One would think that IPC, after receiving complaints about a health provider who is negligent, would review the practices of this provider and as a government regulator do something to protect individuals. Complaints such as:
- privacy breaches – sending another patient’s records to an individual
- systemic failure – wrong diagnostic codes used for patients for many years without a physician’s knowledge
But that’s not the case. The IPC office did some investigation, invoked their “breach protocol process”, but at the end – dismissed the complaint! I suppose the health provider can continue mixing patients health records and sending them anywhere, put wrong diagnoses in their files. All without fear of Commissioner Ann Cavoukian’s action.
Many people can be hurt by this kind of negligence and can suffer substantial damages.
“Privacy policies that are not reflected in actual practice through strong implementation, training, and auditing will fail to safeguard personal information against privacy risks” – Ann Cavoukian
So what is a real ‘privacy breach’ for Commissioner Cavoukian?

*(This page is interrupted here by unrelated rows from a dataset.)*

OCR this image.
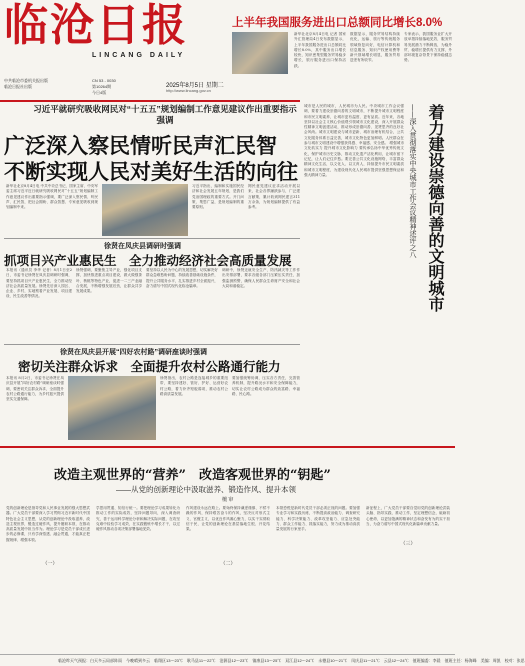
临沧日报
LINCANG DAILY
中共临沧市委机关报出版
临沧日报社出版
CN 53 - 0030
第10264期
今日4版
2025年8月5日 星期二
http://www.lincang.gov.cn
上半年我国服务进出口总额同比增长8.0%
新华社北京8月4日电 记者 国家外汇管理局4日发布数据显示，上半年我国服务进出口总额同比增长8.0%，其中服务出口增长较快，知识密集型服务贸易稳步增长，旅行服务进出口保持活跃。
数据显示，服务贸易结构持续优化，运输、旅行等传统服务领域恢复向好，电信计算机和信息服务、知识产权使用费等新兴领域增长明显，服务贸易逆差有所收窄。
专家表示，我国服务业扩大开放举措持续落地见效，服务贸易发展潜力不断释放，为稳外贸、稳增长提供有力支撑，外部环境复杂背景下保持稳健态势。
习近平就研究吸收网民对“十五五”规划编制工作意见建议作出重要指示强调
广泛深入察民情听民声汇民智
不断实现人民对美好生活的向往
新华社北京8月4日电 中共中央总书记、国家主席、中央军委主席习近平近日就研究吸收网民对“十五五”规划编制工作意见建议作出重要指示强调，要广泛深入察民情、听民声、汇民智，把社会期盼、群众智慧、专家意见吸收到规划编制中来。
习近平指出，编制和实施国民经济和社会发展五年规划，是我们党治国理政的重要方式。开门问策、集思广益，是规划编制的重要原则。
网民意见建议征求活动开展以来，社会各界踊跃参与，广泛建言献策，累计收到网民建言311万余条，为规划编制提供了有益参考。
徐贤在凤庆县调研时强调
抓项目兴产业惠民生　全力推动经济社会高质量发展
本报讯（通讯员 李华 记者）8月1日至2日，市委书记徐贤在凤庆县调研时强调，要坚持抓项目兴产业惠民生，全力推动经济社会高质量发展。徐贤先后深入园区、企业、乡村，实地察看产业发展、项目建设、民生改善等情况。
徐贤强调，要聚焦主导产业，强化项目支撑，加快推进重点项目建设，做大做强茶叶、核桃等特色产业，促进一二三产业融合发展，不断增强发展后劲，让群众共享发展成果。
要坚持以人民为中心的发展思想，切实解决好群众急难愁盼问题，持续改善基础设施条件，提升公共服务水平，扎实推进乡村全面振兴，奋力谱写中国式现代化临沧篇章。
调研中，徐贤还就安全生产、防汛减灾等工作作出安排部署，要求各级各部门压紧压实责任，加强监测预警，确保人民群众生命财产安全和社会大局和谐稳定。
徐贤在凤庆县开展“四好农村路”调研座谈时强调
密切关注群众诉求　全面提升农村公路通行能力
本报讯 8月2日，市委书记徐贤在凤庆县开展“四好农村路”调研座谈时强调，要密切关注群众诉求，全面提升农村公路通行能力，为乡村振兴提供坚实交通保障。
徐贤指出，农村公路是连接城乡的重要纽带，要坚持建好、管好、护好、运营好农村公路，着力补齐短板弱项，推动农村公路高质量发展。
要加强统筹协调，压实各方责任，完善管养机制，提升路况水平和安全保障能力，切实让农村公路成为群众的致富路、幸福路、民心路。
着力建设崇德向善的文明城市
——深入贯彻落实中央城市工作会议精神述评之八
城市是人民的城市，人民城市为人民。中央城市工作会议强调，要着力建设崇德向善的文明城市，不断提升城市文明程度和市民文明素养，让城市更有温度、更有品质。近年来，各地坚持以社会主义核心价值观引领城市文化建设，深入开展群众性精神文明创建活动，推动形成崇德向善、见贤思齐的良好社会风尚。城市文明建设与城市更新、城市治理有机结合，公共文化服务体系日益完善，城市文化特色更加鲜明。人民群众在参与城市文明建设中增强获得感、幸福感、安全感。 增强城市文化软实力 提升城市文化影响力 要传承弘扬中华优秀传统文化，保护城市历史文脉，推动文化遗产活化利用，让城市留下记忆，让人们记住乡愁。要完善公共文化设施网络，丰富群众精神文化生活，以文化人、以文育人，持续提升市民文明素质和城市文明程度，为建设现代化人民城市提供坚强思想保证和强大精神力量。
改造主观世界的“营养”　改造客观世界的“钥匙”
——从党的创新理论中汲取滋养、锻造作风、提升本领
檀 审
党的创新理论是指导党和人民事业发展的强大思想武器。广大党员干部要深入学习贯彻习近平新时代中国特色社会主义思想，从党的创新理论中汲取滋养，改造主观世界，锻造过硬作风，提升履职本领，在推动高质量发展中担当作为。理论学习是党员干部成长进步的必修课，只有学深悟透、融会贯通，才能真正把握规律、增强本领。
（一）
学思用贯通、知信行统一。要把理论学习成果转化为推动工作的实际成效，坚持问题导向，深入调查研究，善于运用科学理论分析和解决实际问题，在攻坚克难中检验学习成效，在实践锻炼中增长才干，以过硬作风推动各项决策部署落地见效。
（二）
作风建设永远在路上。要始终保持谦虚谨慎、不骄不躁的作风，保持艰苦奋斗的作风，坚决反对形式主义、官僚主义，以优良作风凝心聚力，以实干实绩取信于民，让党的创新理论在基层落地生根、开花结果。
本领恐慌是新时代党员干部必须正视的问题。要加强专业学习和实践历练，不断提高政治能力、调查研究能力、科学决策能力、改革攻坚能力、应急处突能力、群众工作能力、抓落实能力，努力成为推动高质量发展的行家里手。
（三）
新征程上，广大党员干部要自觉用党的创新理论武装头脑、指导实践、推动工作，坚定理想信念，砥砺初心使命，以更加饱满的精神状态和奋发有为的实干担当，为奋力谱写中国式现代化新篇章贡献力量。
临沧昨天气预报：白天多云局部阵雨　今晚晴到多云　临翔区13～23℃　耿马县11～22℃　沧源县12～23℃　镇康县13～25℃　双江县12～24℃　永德县10～21℃　凤庆县11～21℃　云县12～24℃　值班编委：李晨　值班主任：杨海峰　美编：周凯　校对：张思
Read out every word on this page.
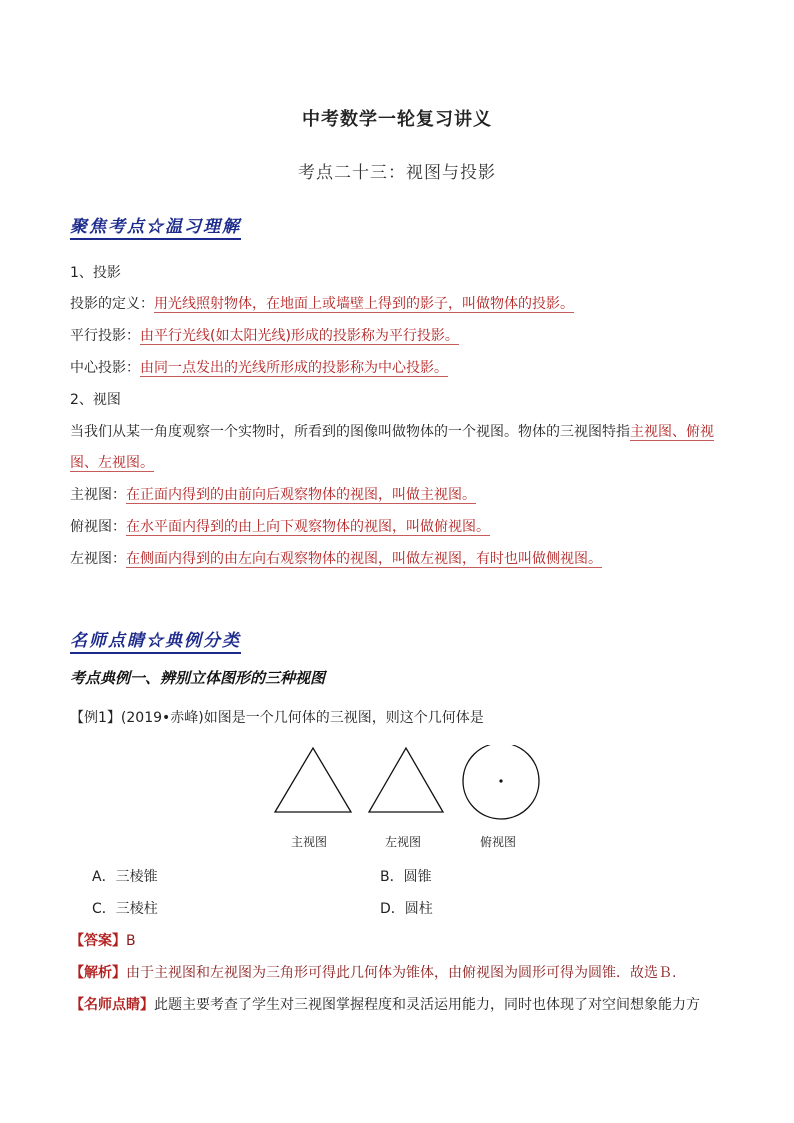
中考数学一轮复习讲义
考点二十三：视图与投影
聚焦考点☆温习理解
1、投影
投影的定义：用光线照射物体，在地面上或墙壁上得到的影子，叫做物体的投影。
平行投影：由平行光线(如太阳光线)形成的投影称为平行投影。
中心投影：由同一点发出的光线所形成的投影称为中心投影。
2、视图
当我们从某一角度观察一个实物时，所看到的图像叫做物体的一个视图。物体的三视图特指主视图、俯视
图、左视图。
主视图：在正面内得到的由前向后观察物体的视图，叫做主视图。
俯视图：在水平面内得到的由上向下观察物体的视图，叫做俯视图。
左视图：在侧面内得到的由左向右观察物体的视图，叫做左视图，有时也叫做侧视图。
名师点睛☆典例分类
考点典例一、辨别立体图形的三种视图
【例1】(2019•赤峰)如图是一个几何体的三视图，则这个几何体是
主视图	左视图	俯视图
A．三棱锥	B．圆锥
C．三棱柱	D．圆柱
【答案】B
【解析】由于主视图和左视图为三角形可得此几何体为锥体，由俯视图为圆形可得为圆锥．故选Ｂ.
【名师点睛】此题主要考查了学生对三视图掌握程度和灵活运用能力，同时也体现了对空间想象能力方
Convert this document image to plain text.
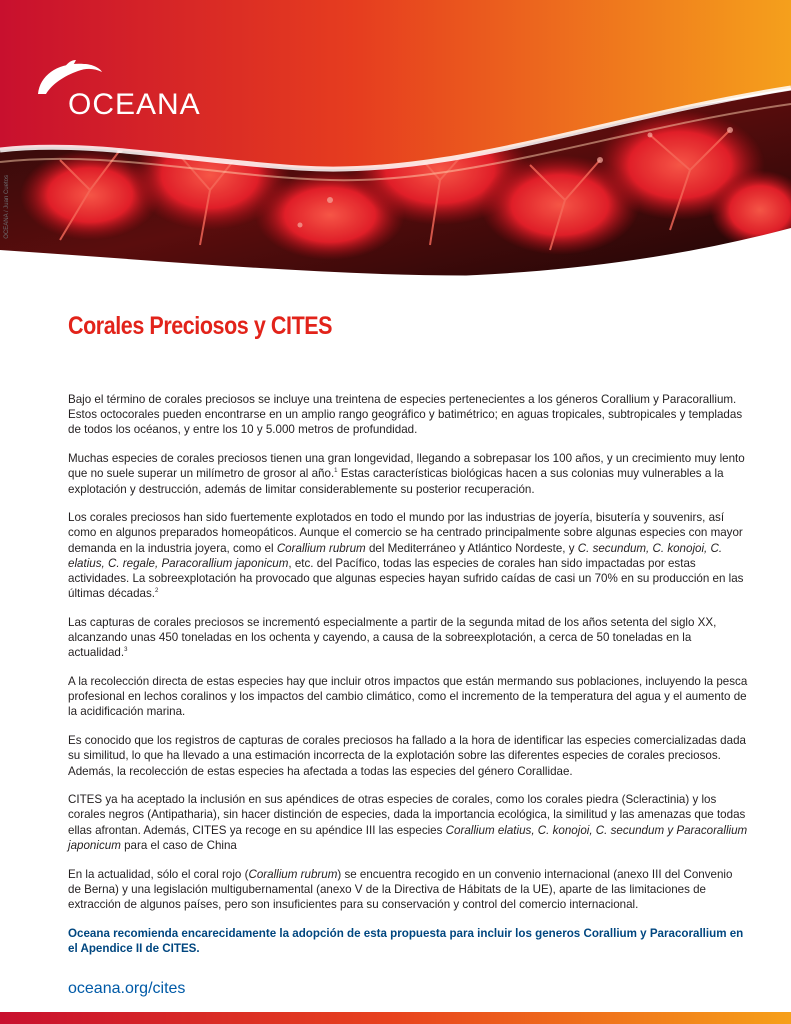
OCEANA
OCEANA / Juan Cuetos
Corales Preciosos y CITES

Bajo el término de corales preciosos se incluye una treintena de especies pertenecientes a los géneros Corallium y Paracorallium. Estos octocorales pueden encontrarse en un amplio rango geográfico y batimétrico; en aguas tropicales, subtropicales y templadas de todos los océanos, y entre los 10 y 5.000 metros de profundidad.

Muchas especies de corales preciosos tienen una gran longevidad, llegando a sobrepasar los 100 años, y un crecimiento muy lento que no suele superar un milímetro de grosor al año.$^1$ Estas características biológicas hacen a sus colonias muy vulnerables a la explotación y destrucción, además de limitar considerablemente su posterior recuperación.

Los corales preciosos han sido fuertemente explotados en todo el mundo por las industrias de joyería, bisutería y souvenirs, así como en algunos preparados homeopáticos. Aunque el comercio se ha centrado principalmente sobre algunas especies con mayor demanda en la industria joyera, como el Corallium rubrum del Mediterráneo y Atlántico Nordeste, y C. secundum, C. konojoi, C. elatius, C. regale, Paracorallium japonicum, etc. del Pacífico, todas las especies de corales han sido impactadas por estas actividades. La sobreexplotación ha provocado que algunas especies hayan sufrido caídas de casi un 70% en su producción en las últimas décadas.$^2$

Las capturas de corales preciosos se incrementó especialmente a partir de la segunda mitad de los años setenta del siglo XX, alcanzando unas 450 toneladas en los ochenta y cayendo, a causa de la sobreexplotación, a cerca de 50 toneladas en la actualidad.$^3$

A la recolección directa de estas especies hay que incluir otros impactos que están mermando sus poblaciones, incluyendo la pesca profesional en lechos coralinos y los impactos del cambio climático, como el incremento de la temperatura del agua y el aumento de la acidificación marina.

Es conocido que los registros de capturas de corales preciosos ha fallado a la hora de identificar las especies comercializadas dada su similitud, lo que ha llevado a una estimación incorrecta de la explotación sobre las diferentes especies de corales preciosos. Además, la recolección de estas especies ha afectada a todas las especies del género Corallidae.

CITES ya ha aceptado la inclusión en sus apéndices de otras especies de corales, como los corales piedra (Scleractinia) y los corales negros (Antipatharia), sin hacer distinción de especies, dada la importancia ecológica, la similitud y las amenazas que todas ellas afrontan. Además, CITES ya recoge en su apéndice III las especies Corallium elatius, C. konojoi, C. secundum y Paracorallium japonicum para el caso de China

En la actualidad, sólo el coral rojo (Corallium rubrum) se encuentra recogido en un convenio internacional (anexo III del Convenio de Berna) y una legislación multigubernamental (anexo V de la Directiva de Hábitats de la UE), aparte de las limitaciones de extracción de algunos países, pero son insuficientes para su conservación y control del comercio internacional.

Oceana recomienda encarecidamente la adopción de esta propuesta para incluir los generos Corallium y Paracorallium en el Apendice II de CITES.

oceana.org/cites
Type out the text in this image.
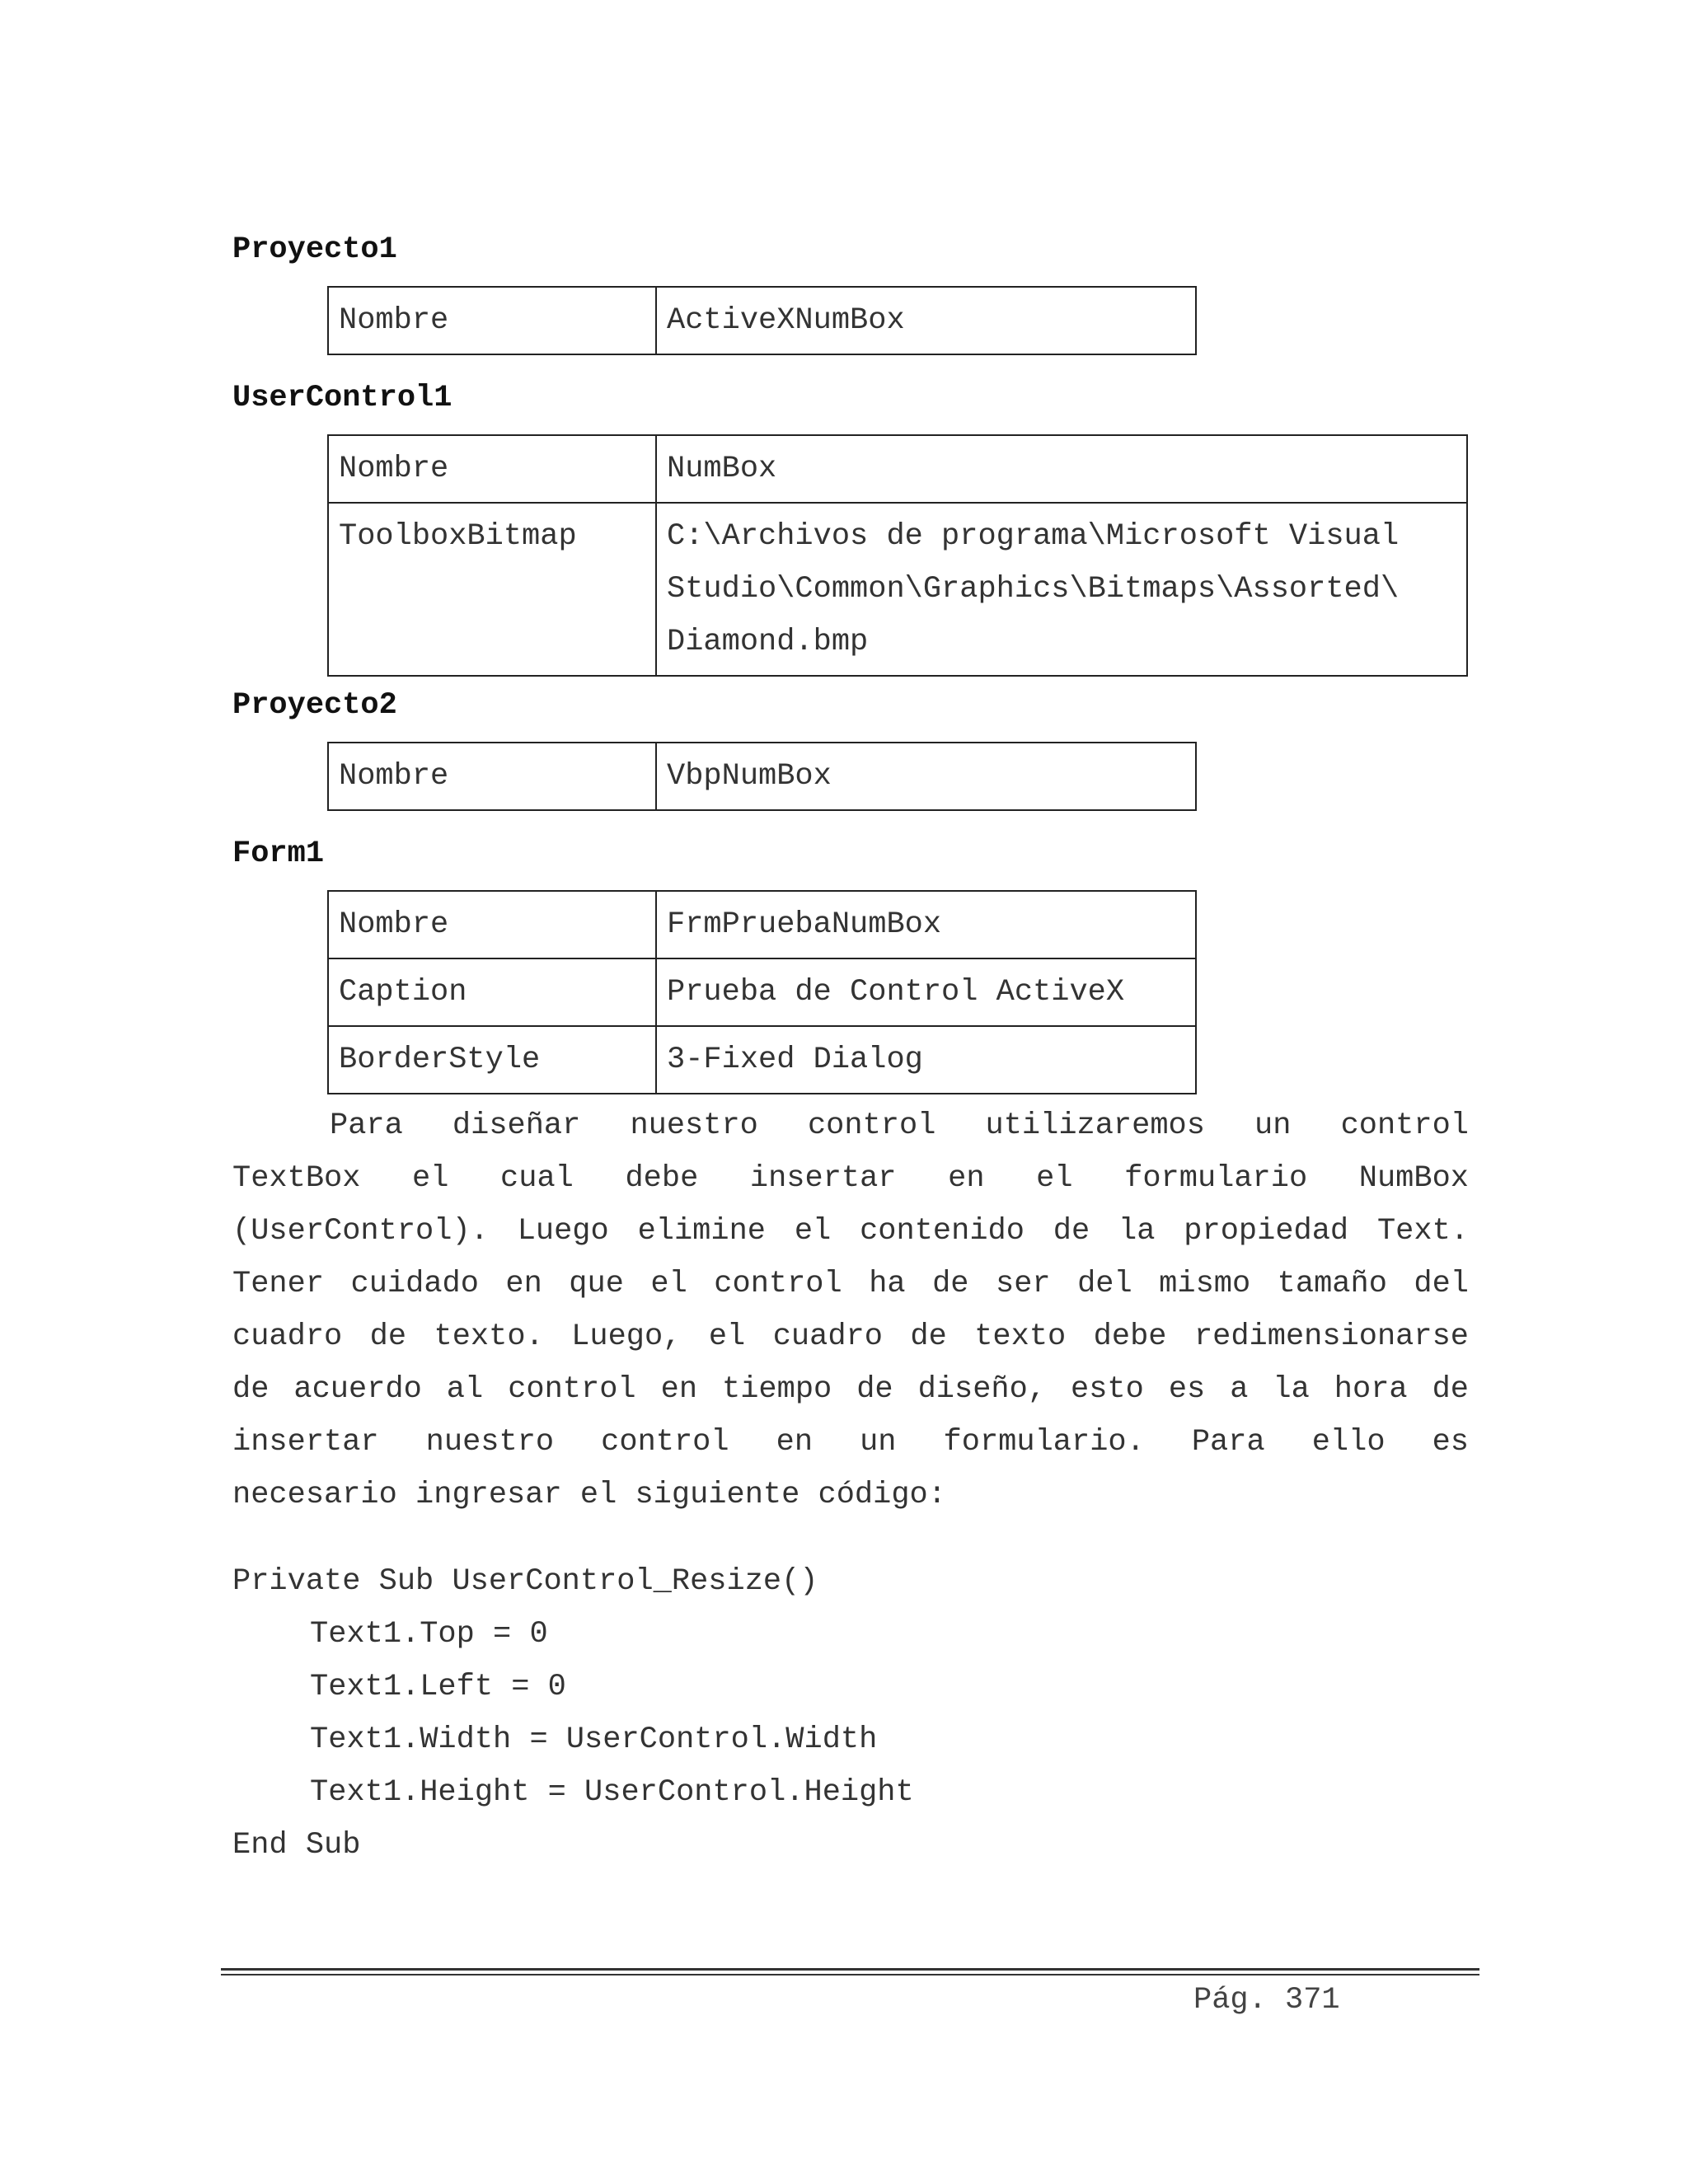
Proyecto1
Nombre	ActiveXNumBox
UserControl1
Nombre	NumBox

ToolboxBitmap	C:\Archivos de programa\Microsoft Visual
Studio\Common\Graphics\Bitmaps\Assorted\
Diamond.bmp
Proyecto2
Nombre	VbpNumBox
Form1
Nombre	FrmPruebaNumBox

Caption	Prueba de Control ActiveX

BorderStyle	3-Fixed Dialog
Para diseñar nuestro control utilizaremos un control
TextBox el cual debe insertar en el formulario NumBox
(UserControl). Luego elimine el contenido de la propiedad Text.
Tener cuidado en que el control ha de ser del mismo tamaño del
cuadro de texto. Luego, el cuadro de texto debe redimensionarse
de acuerdo al control en tiempo de diseño, esto es a la hora de
insertar nuestro control en un formulario. Para ello es
necesario ingresar el siguiente código:
Private Sub UserControl_Resize()
Text1.Top = 0
Text1.Left = 0
Text1.Width = UserControl.Width
Text1.Height = UserControl.Height
End Sub
Pág. 371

Greater attention is paid in a case where information akin to that contained in a telephone book is made public. Like with Elections Ontario’s “unprecedented privacy breach” when 2 USB sticks went missing. These USB sticks contained basic information, as you can find in any telephone book, with the exception of birth date.
Is there more concern that the public may discover who is on the voters list, or is it of greater concern that a patient’s private health information is compromised?
Commissioner Cavoukian and her Office should start practicing what she advocates and writes about. As she said in the “A Policy is Not Enough: It Must be Reflected in Concrete Practices”, there should be some action taken not just empty words.